即使您已经到达当前小学并且正在开展工作,您仍然可以获得FabricNotPrimaryException。读取和写入状态标志很有效(出于很多相同的原因FabricNotReadableException可以显示并且应该重试)。这些标志主要是为了帮助人们提前纾困,如果他们要做一些长期工作(即:交易查询计划生成,或重建一些索引),以便他们可以在他们开始之前检查和保释。它们是一个有用的优化,但除了检查它们之外,不要告诉你任何其他内容。

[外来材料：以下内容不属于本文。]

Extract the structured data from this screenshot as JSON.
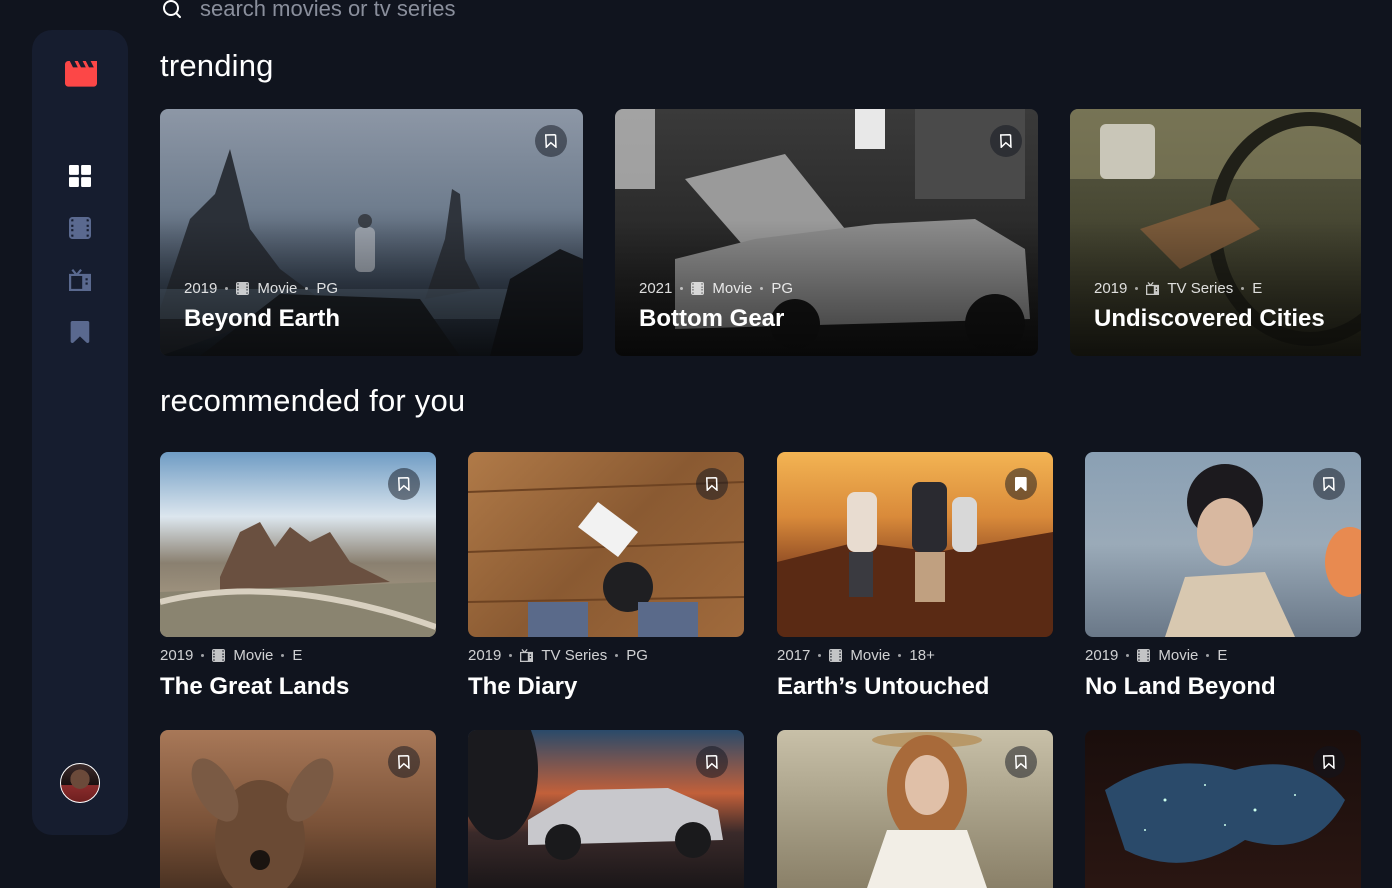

当你看到FabricNotPrimaryException时,你应该拯救并将调用返回给客户端,以便它知道它正在与错误的副本通话,并且可以重新解析并找到新的主节点并从中断处继续。< / p>
在大多数情况下,当你看到NotPrimary时,发生了两件事之一:
小学刚刚被降职。这说明了你看到的竞争条件 - 当客户打电话并说'#34;给我主要&#34;,或者当你检查写状态时,这个 是主要的,但是在做的时候状态被撤销的工作。通常这是因为主要移动到其他节点。导致移动的正常事物是节点上升或下降,其他服务被创建或删除,或应用程序升级。如果您不进行升级,几乎可以肯定的是,群集资源管理正在进行重新平衡和移动。如果你看到过多的动作,那么深入了解一下这个配置,看看是否应该使用不同的metrics,balancing thresholds或完全不同的{{3为了减少不必要的运动。默认情况下,SF仅使用默认指标并尝试保持完全平衡,因此如果环境完全是动态的,您肯定可以获得破坏性的平衡,从而中断您的工作。
该节点的基础Service Fabric lease 已过期。这个节点即将被淘汰。当联邦层的租约失败时,所有初选都会立即失去其状态,以便他们无法完成更多的工作(因为他们在技术上并不是在集群中)。这种情况不太常见,但可以说明当群集中没有移动时,Primaries会失去状态。